- Interactive map outlining mandal
- Narasaraopet mandal Location in Andhra Pradesh, India
- Coordinates: 16°14′34″N 80°38′24″E﻿ / ﻿16.24278°N 80.64000°E
- Country: India
- State: Andhra Pradesh
- District: Guntur
- Headquarters: Narasaraopet

Government
- • Body: Mandal Parishad
- • Tehsildar: M.Leela Sanjeeva Kumari

Population (2011)
- • Total: 211,948

Languages
- • Official: Telugu
- Time zone: UTC+5:30 (IST)

= Narasaraopet mandal =

Narasaraopet mandal is one of the 28 mandals in Guntur district of the India state of Andhra Pradesh. It is under the administration of Narasaraopet revenue division and the headquarters are located at Narasaraopet city. The mandal is bounded by Rompicherla, Nekarikallu, Muppalla, Phirangipuram, Nadendla and Chilakaluripeta. It also borders Prakasam district.

== Demographics ==

As of 2011 census, the mandal had a population of 211,948. The total population constitute, 106,926 males and 105,022 females —a sex ratio of 982 females per 1000 males. 21,370 children are in the age group of 0–6 years, of which 10,953 are boys and 10,417 are girls —a ratio of 951 per 1000. The average literacy rate stands at 72.09% with 137,390 literates.

== Settlement ==

As of 2011 census, the mandal has 20 settlements.
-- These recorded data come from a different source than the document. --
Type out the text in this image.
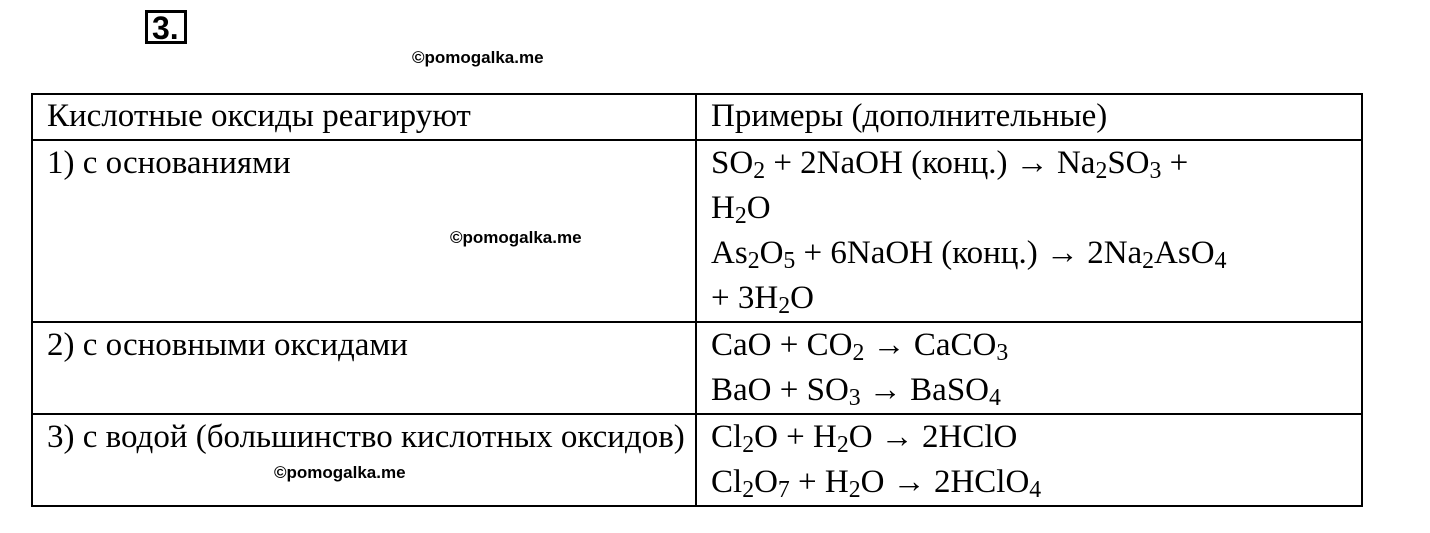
3.
©pomogalka.me
Кислотные оксиды реагируют	Примеры (дополнительные)

1) с основаниями	$SO_2$ + 2NaOH (конц.) → $Na_2SO_3$ +
$H_2O$
$As_2O_5$ + 6NaOH (конц.) → $2Na_2AsO_4$
+ $3H_2O$

2) с основными оксидами	CaO + $CO_2$ → CaCO$_3$
BaO + $SO_3$ → BaSO$_4$

3) с водой (большинство кислотных оксидов)	$Cl_2O + H_2O$ → 2HClO
$Cl_2O_7 + H_2O$ → 2HClO$_4$
©pomogalka.me
©pomogalka.me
It includes 1 town, 2 out growths and 15 villages.

The settlements in the mandal are listed below:

1. Dondapadu Agraharam
2. Ellamanda
3. Guntagarlapadu Agraharam
4. Allurivari palem
5. Ikkurru
6. Jonnalagadda
7. Kakani
8. Kesanapalle
9. Kondakavuru
10. Lingamguntla Agraharam (Rural) (OG)
11. Mulakaluru
12. Narasaraopet (M)
13. Narasaraopet (Rural) (OG)
14. Palapadu
15. Pamidipadu Agraharam
16. Petlurivaripalem
17. Pothavarappadu
18. Ravipadu
19. Uppalapadu
20. Visappalem

Note: M-Municipality, OG-Out Growth
- Lingamguntla Agraharam (Rural) and Narasaraopet (Rural) are out growths to Narasaraopet (M).

== Administration ==

The mandal is under the control of a tahsildar and the present tahsildar is M.Leela Sanjeeva Kumari. Narasaraopet mandal is one of the 2 mandals under Narasaraopet (Assembly constituency), which in turn represents Narasaraopet (Lok Sabha constituency) of Andhra Pradesh.

== Education ==

The mandal plays a major role in education for the rural students of the nearby villages. The primary and secondary school education is imparted by government, aided and private schools, under the School Education Department of the state. As per the school information report for the academic year 2015–16, the mandal has more than 33,498 students enrolled in over 195 schools.